Author Reply: We appreciate the reviewer pointing out that Figure 6 panel e was plotted poorly to confuse readers regarding the discrimination between PS-positive and PS-negative sequences. Our original plot had a y-axis defined to include all outliers. We have now replotted Figure 6 panel e to expand the y-axis scale, making it obvious that the sets are significantly different with the bulk of scores not overlapping (see figure panel below). We have also calculated both T- and Z-tests and found such low P-values we could not discriminate them from 0 (i.e., <<1E-12), representing very strong statistical significance for the distinction between the sets. Based on this we do not agree that Evaluation set 2 (all human proteome sequences) should be reconsidered for evaluation, but emphasize that we use a curated subset of the human proteome for training.  

            For Figure 6 panel b using Evaluation set 1 (PS-positive set plus all PDB sequences), we have examined the outliers above the negative set and below the positive set, as suggested. We note that panel b is for Evaluation set 1 so insights regarding these outliers do not speak to Evaluation set 2, but Evaluation set 1. For the sequences below the positive set, these are expected since the predictor does not have an AUROC of 1. The exact reasons for these sequences being poorly predicted are challenging to understand due to the complexity of the training, including residue preference, numbers, positions and the 8-features, as well as the combined Human+PDB negative training set. The outliers above the negative set would likely be explained by the analysis of the highest scoring PDB sequences which we do on page 23 and in Figure 13. We found that these sequences are from proteins with significant disorder relative to the average structure in the PDB, both in terms of missing density and for residues within density being enriched in irregular or loop structure, reinforcing the idea that the PDB is not a good negative set, a view that is emphasized in the text here and elsewhere.

Round 2

Reviewer 3 Report

My comments have been addressed only in part, and my concerns remain unchanged, so does my recommendation. 

Author Response

We appreciate the reviewer's continued concern with sequences from PDB X-ray crystal structures as a negative training set. In addition to our previous comments, we would like to provide more insight into the process of developing a predictive model to assist in understanding our choices. It is worth noting that the accuracy of the negative/positive labels is only one consideration when training a predictive model. When generating our negative sets, we are equally as concerned with the distribution of physical and other properties, a bar that sequences of NMR and cryoEM structures does not meet. 

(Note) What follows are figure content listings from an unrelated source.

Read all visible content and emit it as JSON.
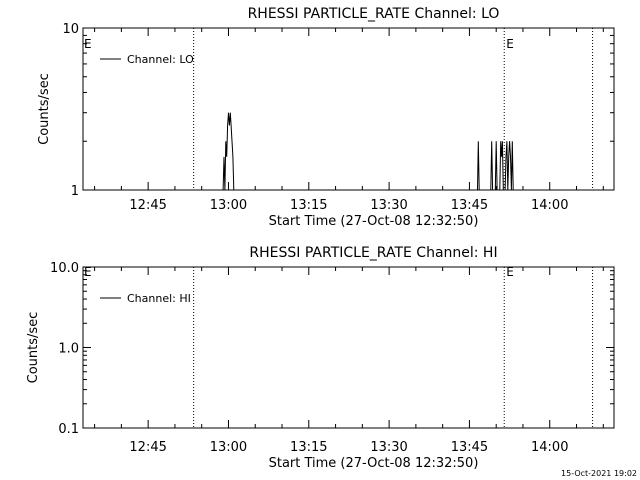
{
  "chart_data": [
    {
      "type": "line",
      "title": "RHESSI PARTICLE_RATE Channel: LO",
      "xlabel": "Start Time (27-Oct-08 12:32:50)",
      "ylabel": "Counts/sec",
      "yscale": "log",
      "ylim": [
        1,
        10
      ],
      "xlim": [
        "12:32:50",
        "14:12:00"
      ],
      "x_tick_labels": [
        "12:45",
        "13:00",
        "13:15",
        "13:30",
        "13:45",
        "14:00"
      ],
      "y_tick_labels": [
        "1",
        "10"
      ],
      "legend": {
        "label": "Channel: LO",
        "position": "top-left"
      },
      "event_markers": [
        {
          "time": "12:53:30",
          "label": ""
        },
        {
          "time": "13:51:30",
          "label": "E"
        },
        {
          "time": "14:08:00",
          "label": ""
        }
      ],
      "start_marker_label": "E",
      "series": [
        {
          "name": "Channel: LO",
          "points": [
            [
              "12:32:50",
              1
            ],
            [
              "12:59:00",
              1
            ],
            [
              "12:59:10",
              1.6
            ],
            [
              "12:59:20",
              1
            ],
            [
              "12:59:30",
              2
            ],
            [
              "12:59:40",
              1.6
            ],
            [
              "12:59:50",
              2.5
            ],
            [
              "13:00:00",
              3
            ],
            [
              "13:00:10",
              2.5
            ],
            [
              "13:00:20",
              3
            ],
            [
              "13:00:30",
              2.5
            ],
            [
              "13:00:40",
              2
            ],
            [
              "13:00:50",
              1.6
            ],
            [
              "13:01:00",
              1
            ],
            [
              "13:46:30",
              1
            ],
            [
              "13:46:40",
              2
            ],
            [
              "13:46:50",
              1
            ],
            [
              "13:49:00",
              1
            ],
            [
              "13:49:10",
              2
            ],
            [
              "13:49:20",
              1
            ],
            [
              "13:49:50",
              1
            ],
            [
              "13:50:00",
              2
            ],
            [
              "13:50:10",
              1
            ],
            [
              "13:50:40",
              1
            ],
            [
              "13:50:50",
              2
            ],
            [
              "13:51:00",
              1.6
            ],
            [
              "13:51:10",
              2
            ],
            [
              "13:51:20",
              1
            ],
            [
              "13:51:40",
              1
            ],
            [
              "13:51:50",
              1.6
            ],
            [
              "13:52:00",
              2
            ],
            [
              "13:52:10",
              1
            ],
            [
              "13:52:20",
              1.6
            ],
            [
              "13:52:30",
              2
            ],
            [
              "13:52:40",
              1.6
            ],
            [
              "13:52:50",
              1
            ],
            [
              "13:53:00",
              2
            ],
            [
              "13:53:10",
              1
            ],
            [
              "14:12:00",
              1
            ]
          ]
        }
      ]
    },
    {
      "type": "line",
      "title": "RHESSI PARTICLE_RATE Channel: HI",
      "xlabel": "Start Time (27-Oct-08 12:32:50)",
      "ylabel": "Counts/sec",
      "yscale": "log",
      "ylim": [
        0.1,
        10
      ],
      "xlim": [
        "12:32:50",
        "14:12:00"
      ],
      "x_tick_labels": [
        "12:45",
        "13:00",
        "13:15",
        "13:30",
        "13:45",
        "14:00"
      ],
      "y_tick_labels": [
        "0.1",
        "1.0",
        "10.0"
      ],
      "legend": {
        "label": "Channel: HI",
        "position": "top-left"
      },
      "event_markers": [
        {
          "time": "12:53:30",
          "label": ""
        },
        {
          "time": "13:51:30",
          "label": "E"
        },
        {
          "time": "14:08:00",
          "label": ""
        }
      ],
      "start_marker_label": "E",
      "series": [
        {
          "name": "Channel: HI",
          "points": []
        }
      ]
    }
  ],
  "footer": {
    "timestamp": "15-Oct-2021 19:02"
  }
}
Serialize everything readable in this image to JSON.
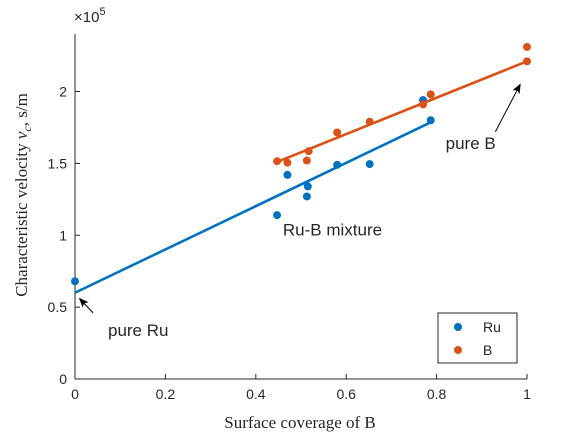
{
  "chart_data": {
    "type": "scatter",
    "xlabel": "Surface coverage of B",
    "ylabel": "Characteristic velocity v_c, s/m",
    "ylabel_parts": {
      "prefix": "Characteristic velocity ",
      "var": "v",
      "sub": "c",
      "suffix": ", s/m"
    },
    "y_exponent": {
      "base": "×10",
      "power": "5"
    },
    "xlim": [
      0,
      1
    ],
    "ylim": [
      0,
      2.4
    ],
    "x_ticks": [
      0,
      0.2,
      0.4,
      0.6,
      0.8,
      1
    ],
    "x_tick_labels": [
      "0",
      "0.2",
      "0.4",
      "0.6",
      "0.8",
      "1"
    ],
    "y_ticks": [
      0,
      0.5,
      1,
      1.5,
      2
    ],
    "y_tick_labels": [
      "0",
      "0.5",
      "1",
      "1.5",
      "2"
    ],
    "grid": false,
    "legend_position": "bottom-right",
    "series": [
      {
        "name": "Ru",
        "color": "#0072BD",
        "points": [
          [
            0.0,
            0.68
          ],
          [
            0.447,
            1.14
          ],
          [
            0.47,
            1.42
          ],
          [
            0.513,
            1.27
          ],
          [
            0.515,
            1.34
          ],
          [
            0.58,
            1.49
          ],
          [
            0.652,
            1.495
          ],
          [
            0.77,
            1.94
          ],
          [
            0.787,
            1.8
          ]
        ],
        "fit_line": {
          "x": [
            0.0,
            0.79
          ],
          "y": [
            0.6,
            1.79
          ]
        }
      },
      {
        "name": "B",
        "color": "#D95319",
        "points": [
          [
            0.447,
            1.515
          ],
          [
            0.47,
            1.505
          ],
          [
            0.513,
            1.52
          ],
          [
            0.517,
            1.585
          ],
          [
            0.58,
            1.715
          ],
          [
            0.652,
            1.79
          ],
          [
            0.77,
            1.91
          ],
          [
            0.787,
            1.98
          ],
          [
            1.0,
            2.21
          ],
          [
            1.0,
            2.31
          ]
        ],
        "fit_line": {
          "x": [
            0.447,
            1.0
          ],
          "y": [
            1.51,
            2.21
          ]
        }
      }
    ],
    "annotations": [
      {
        "id": "pure-ru",
        "text": "pure Ru",
        "text_at": [
          0.073,
          0.3
        ],
        "arrow_from": [
          0.04,
          0.46
        ],
        "arrow_to": [
          0.01,
          0.56
        ]
      },
      {
        "id": "ru-b-mixture",
        "text": "Ru-B mixture",
        "text_at": [
          0.46,
          1.0
        ],
        "arrow_from": null,
        "arrow_to": null
      },
      {
        "id": "pure-b",
        "text": "pure B",
        "text_at": [
          0.82,
          1.6
        ],
        "arrow_from": [
          0.93,
          1.72
        ],
        "arrow_to": [
          0.985,
          2.05
        ]
      }
    ]
  }
}
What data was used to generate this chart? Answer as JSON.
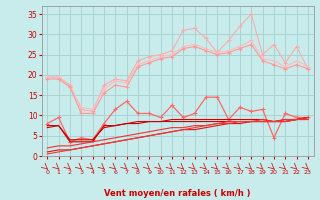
{
  "background_color": "#c8ecec",
  "grid_color": "#aad4d4",
  "x_labels": [
    "0",
    "1",
    "2",
    "3",
    "4",
    "5",
    "6",
    "7",
    "8",
    "9",
    "10",
    "11",
    "12",
    "13",
    "14",
    "15",
    "16",
    "17",
    "18",
    "19",
    "20",
    "21",
    "22",
    "23"
  ],
  "x_values": [
    0,
    1,
    2,
    3,
    4,
    5,
    6,
    7,
    8,
    9,
    10,
    11,
    12,
    13,
    14,
    15,
    16,
    17,
    18,
    19,
    20,
    21,
    22,
    23
  ],
  "xlabel": "Vent moyen/en rafales ( km/h )",
  "ylim": [
    0,
    37
  ],
  "yticks": [
    0,
    5,
    10,
    15,
    20,
    25,
    30,
    35
  ],
  "series": [
    {
      "color": "#ffaaaa",
      "linewidth": 0.8,
      "marker": "+",
      "markersize": 3,
      "linestyle": "-",
      "data": [
        19.5,
        19.5,
        17.5,
        11.5,
        11.0,
        17.5,
        19.0,
        18.5,
        23.5,
        24.5,
        25.0,
        26.0,
        31.0,
        31.5,
        29.0,
        25.5,
        28.5,
        32.0,
        35.0,
        25.0,
        27.5,
        23.0,
        27.0,
        21.5
      ]
    },
    {
      "color": "#ffbbbb",
      "linewidth": 0.8,
      "marker": "+",
      "markersize": 3,
      "linestyle": "-",
      "data": [
        19.5,
        19.5,
        17.0,
        12.0,
        11.5,
        16.5,
        18.5,
        18.0,
        22.5,
        23.5,
        24.5,
        25.0,
        27.0,
        27.5,
        26.5,
        25.5,
        26.0,
        27.0,
        28.5,
        24.0,
        23.5,
        22.0,
        23.5,
        22.0
      ]
    },
    {
      "color": "#ff9999",
      "linewidth": 0.8,
      "marker": "+",
      "markersize": 3,
      "linestyle": "-",
      "data": [
        19.0,
        19.0,
        17.0,
        10.5,
        10.5,
        15.5,
        17.5,
        17.0,
        22.0,
        23.0,
        24.0,
        24.5,
        26.5,
        27.0,
        26.0,
        25.0,
        25.5,
        26.5,
        27.5,
        23.5,
        22.5,
        21.5,
        22.5,
        21.5
      ]
    },
    {
      "color": "#ff6666",
      "linewidth": 0.9,
      "marker": "+",
      "markersize": 3,
      "linestyle": "-",
      "data": [
        8.0,
        9.5,
        3.5,
        4.5,
        4.0,
        8.0,
        11.5,
        13.5,
        10.5,
        10.5,
        9.5,
        12.5,
        9.5,
        10.5,
        14.5,
        14.5,
        9.0,
        12.0,
        11.0,
        11.5,
        4.5,
        10.5,
        9.5,
        9.5
      ]
    },
    {
      "color": "#cc0000",
      "linewidth": 0.8,
      "marker": null,
      "markersize": 0,
      "linestyle": "-",
      "data": [
        7.5,
        7.5,
        3.5,
        3.5,
        3.5,
        7.5,
        7.5,
        8.0,
        8.0,
        8.5,
        8.5,
        8.5,
        8.5,
        8.5,
        8.5,
        8.5,
        8.5,
        8.5,
        8.5,
        8.5,
        8.5,
        8.5,
        9.0,
        9.5
      ]
    },
    {
      "color": "#cc0000",
      "linewidth": 0.8,
      "marker": null,
      "markersize": 0,
      "linestyle": "-",
      "data": [
        7.0,
        7.5,
        4.0,
        4.0,
        4.0,
        7.0,
        7.5,
        8.0,
        8.5,
        8.5,
        8.5,
        9.0,
        9.0,
        9.0,
        9.0,
        9.0,
        9.0,
        9.0,
        9.0,
        9.0,
        8.5,
        9.0,
        9.0,
        9.5
      ]
    },
    {
      "color": "#dd1111",
      "linewidth": 0.8,
      "marker": null,
      "markersize": 0,
      "linestyle": "-",
      "data": [
        1.0,
        1.5,
        1.5,
        2.0,
        2.5,
        3.0,
        3.5,
        4.0,
        4.5,
        5.0,
        5.5,
        6.0,
        6.5,
        6.5,
        7.0,
        7.5,
        8.0,
        8.0,
        8.5,
        8.5,
        8.5,
        8.5,
        9.0,
        9.0
      ]
    },
    {
      "color": "#ee3333",
      "linewidth": 0.8,
      "marker": null,
      "markersize": 0,
      "linestyle": "-",
      "data": [
        2.0,
        2.5,
        2.5,
        3.0,
        3.5,
        4.0,
        4.5,
        5.0,
        5.5,
        6.0,
        6.5,
        7.0,
        7.0,
        7.5,
        7.5,
        8.0,
        8.5,
        8.5,
        8.5,
        9.0,
        8.5,
        9.0,
        9.0,
        9.5
      ]
    },
    {
      "color": "#ff3333",
      "linewidth": 0.8,
      "marker": null,
      "markersize": 0,
      "linestyle": "-",
      "data": [
        0.5,
        1.0,
        1.5,
        2.0,
        2.5,
        3.0,
        3.5,
        4.0,
        4.5,
        5.0,
        5.5,
        6.0,
        6.5,
        7.0,
        7.5,
        8.0,
        8.0,
        8.5,
        8.5,
        8.5,
        8.5,
        8.5,
        9.0,
        9.0
      ]
    }
  ]
}
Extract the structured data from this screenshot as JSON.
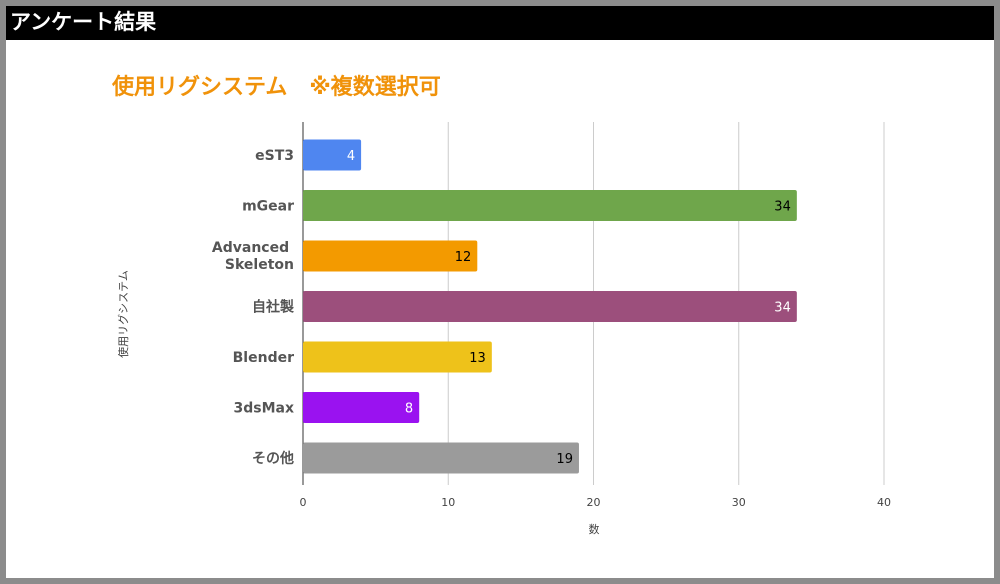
{
  "header": {
    "title": "アンケート結果"
  },
  "chart_data": {
    "type": "bar",
    "orientation": "horizontal",
    "title": "使用リグシステム　※複数選択可",
    "xlabel": "数",
    "ylabel": "使用リグシステム",
    "categories": [
      "eST3",
      "mGear",
      "Advanced Skeleton",
      "自社製",
      "Blender",
      "3dsMax",
      "その他"
    ],
    "values": [
      4,
      34,
      12,
      34,
      13,
      8,
      19
    ],
    "colors": [
      "#4f86f0",
      "#6fa64b",
      "#f39a00",
      "#9c4f7c",
      "#eec21a",
      "#9a12f0",
      "#9b9b9b"
    ],
    "label_colors": [
      "#ffffff",
      "#000000",
      "#000000",
      "#ffffff",
      "#000000",
      "#ffffff",
      "#000000"
    ],
    "xlim": [
      0,
      40
    ],
    "xticks": [
      0,
      10,
      20,
      30,
      40
    ],
    "grid": true,
    "legend": "none"
  }
}
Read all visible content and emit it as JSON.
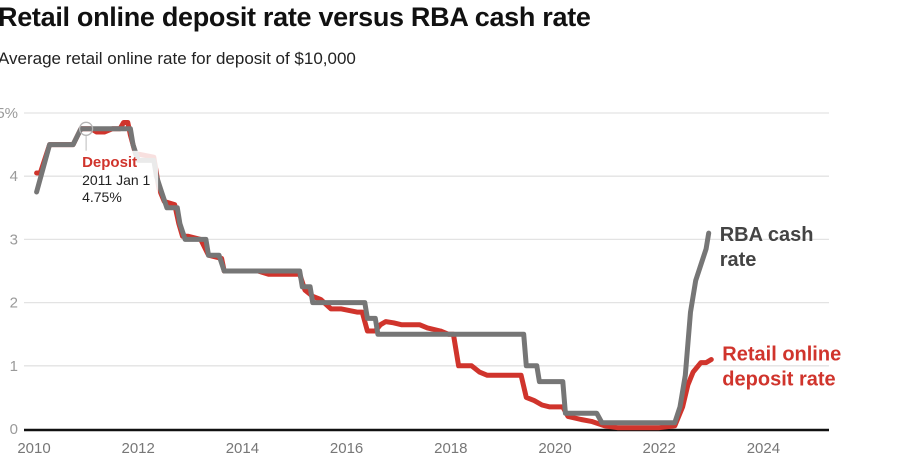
{
  "chart_data": {
    "type": "line",
    "title": "Retail online deposit rate versus RBA cash rate",
    "subtitle": "Average retail online rate for deposit of $10,000",
    "xlabel": "",
    "ylabel": "",
    "xlim": [
      2010,
      2025.3
    ],
    "ylim": [
      0,
      5
    ],
    "grid": true,
    "x_ticks": [
      2010,
      2012,
      2014,
      2016,
      2018,
      2020,
      2022,
      2024
    ],
    "x_tick_labels": [
      "2010",
      "2012",
      "2014",
      "2016",
      "2018",
      "2020",
      "2022",
      "2024"
    ],
    "y_ticks": [
      0,
      1,
      2,
      3,
      4,
      5
    ],
    "y_tick_labels": [
      "0",
      "1",
      "2",
      "3",
      "4",
      "5%"
    ],
    "series": [
      {
        "name": "Retail online deposit rate",
        "label_lines": [
          "Retail online",
          "deposit rate"
        ],
        "color": "#d0342c",
        "x": [
          2010.05,
          2010.12,
          2010.3,
          2010.75,
          2010.9,
          2011.1,
          2011.2,
          2011.35,
          2011.5,
          2011.65,
          2011.72,
          2011.8,
          2011.85,
          2011.95,
          2012.0,
          2012.3,
          2012.4,
          2012.5,
          2012.7,
          2012.78,
          2012.85,
          2012.95,
          2013.2,
          2013.35,
          2013.6,
          2013.65,
          2014.0,
          2014.3,
          2014.5,
          2015.1,
          2015.2,
          2015.35,
          2015.5,
          2015.7,
          2015.9,
          2016.2,
          2016.3,
          2016.4,
          2016.55,
          2016.65,
          2016.75,
          2016.9,
          2017.05,
          2017.4,
          2017.55,
          2017.8,
          2017.95,
          2018.05,
          2018.15,
          2018.4,
          2018.55,
          2018.7,
          2019.35,
          2019.45,
          2019.6,
          2019.75,
          2019.9,
          2020.15,
          2020.25,
          2020.5,
          2020.7,
          2020.95,
          2021.2,
          2021.5,
          2022.0,
          2022.3,
          2022.45,
          2022.55,
          2022.65,
          2022.8,
          2022.9,
          2023.0
        ],
        "y": [
          4.05,
          4.05,
          4.5,
          4.5,
          4.75,
          4.75,
          4.7,
          4.7,
          4.75,
          4.75,
          4.85,
          4.85,
          4.65,
          4.35,
          4.35,
          4.3,
          3.8,
          3.6,
          3.55,
          3.25,
          3.05,
          3.05,
          3.0,
          2.75,
          2.7,
          2.5,
          2.5,
          2.5,
          2.45,
          2.45,
          2.2,
          2.1,
          2.05,
          1.9,
          1.9,
          1.85,
          1.85,
          1.55,
          1.55,
          1.65,
          1.7,
          1.68,
          1.65,
          1.65,
          1.6,
          1.55,
          1.5,
          1.5,
          1.0,
          1.0,
          0.9,
          0.85,
          0.85,
          0.5,
          0.45,
          0.38,
          0.35,
          0.35,
          0.2,
          0.15,
          0.12,
          0.05,
          0.02,
          0.02,
          0.02,
          0.05,
          0.35,
          0.7,
          0.9,
          1.05,
          1.05,
          1.1
        ]
      },
      {
        "name": "RBA cash rate",
        "label_lines": [
          "RBA cash",
          "rate"
        ],
        "color": "#767676",
        "x": [
          2010.05,
          2010.3,
          2010.75,
          2010.9,
          2011.85,
          2011.9,
          2012.0,
          2012.3,
          2012.35,
          2012.45,
          2012.55,
          2012.75,
          2012.8,
          2012.9,
          2013.3,
          2013.35,
          2013.55,
          2013.65,
          2015.1,
          2015.15,
          2015.3,
          2015.35,
          2016.35,
          2016.4,
          2016.55,
          2016.6,
          2019.4,
          2019.45,
          2019.65,
          2019.7,
          2019.85,
          2020.15,
          2020.2,
          2020.8,
          2020.9,
          2022.3,
          2022.4,
          2022.5,
          2022.6,
          2022.7,
          2022.8,
          2022.9,
          2022.95
        ],
        "y": [
          3.75,
          4.5,
          4.5,
          4.75,
          4.75,
          4.5,
          4.25,
          4.25,
          4.0,
          3.75,
          3.5,
          3.5,
          3.25,
          3.0,
          3.0,
          2.75,
          2.75,
          2.5,
          2.5,
          2.25,
          2.25,
          2.0,
          2.0,
          1.75,
          1.75,
          1.5,
          1.5,
          1.0,
          1.0,
          0.75,
          0.75,
          0.75,
          0.25,
          0.25,
          0.1,
          0.1,
          0.35,
          0.85,
          1.85,
          2.35,
          2.6,
          2.85,
          3.1
        ]
      }
    ],
    "tooltip": {
      "series": "Deposit",
      "date": "2011 Jan 1",
      "value": "4.75%",
      "x": 2011.0,
      "y": 4.75
    }
  }
}
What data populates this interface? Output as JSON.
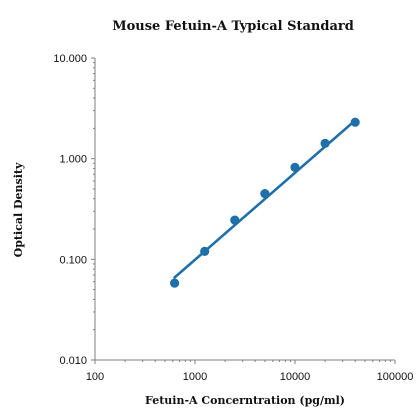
{
  "chart_data": {
    "type": "scatter",
    "title": "Mouse Fetuin-A Typical Standard",
    "xlabel": "Fetuin-A Concerntration (pg/ml)",
    "ylabel": "Optical Density",
    "x_scale": "log",
    "y_scale": "log",
    "xlim": [
      100,
      100000
    ],
    "ylim": [
      0.01,
      10
    ],
    "x_ticks": [
      100,
      1000,
      10000,
      100000
    ],
    "x_tick_labels": [
      "100",
      "1000",
      "10000",
      "100000"
    ],
    "y_ticks": [
      0.01,
      0.1,
      1,
      10
    ],
    "y_tick_labels": [
      "0.010",
      "0.100",
      "1.000",
      "10.000"
    ],
    "grid": false,
    "legend": "none",
    "series": [
      {
        "x": [
          625,
          1250,
          2500,
          5000,
          10000,
          20000,
          40000
        ],
        "y": [
          0.058,
          0.12,
          0.245,
          0.45,
          0.82,
          1.42,
          2.3
        ],
        "color": "#1f6fa8"
      }
    ],
    "trendline": {
      "type": "power",
      "x_range": [
        625,
        40000
      ],
      "y_range": [
        0.066,
        2.4
      ],
      "color": "#1f6fa8"
    }
  }
}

(a) If we have a sequence length imbalance between the positive and negative sets then the training task becomes biased towards a trivial solution that does not transfer to performance on other tasks. NMR structures as a rule are short sequences, typically a single domain under 100 residues, and as such these sequences are far smaller than the vast majority of natural human proteins. Telling them apart from known phase separating proteins is, for the most part, trivial. 

(b) Similarly, cryoEM structures have a significant bias towards membrane proteins, and our expectation is that biasing the negative set in that way would cause the predictor to learn merely that phase separating proteins do not have transmembrane domains.

This is a complicated problem and there are no simple solutions. By showing three different curated negative sets, which we understand to reflect a broader distribution of sequence properties than sequences from NMR or cryoEM structures, we are intending to cast new light on the scope of the problem. We also present a solution that, while not perfect, reflects an advance over prior work. 

Ultimately, the field needs an empirical negative set, from proteins that have been tested in a consistent and rigorous fashion, matching the treatment of the positive set. This type of dataset is not trivial to prepare, but we hope the work we present here can be of use in stimulating and planning for its collection.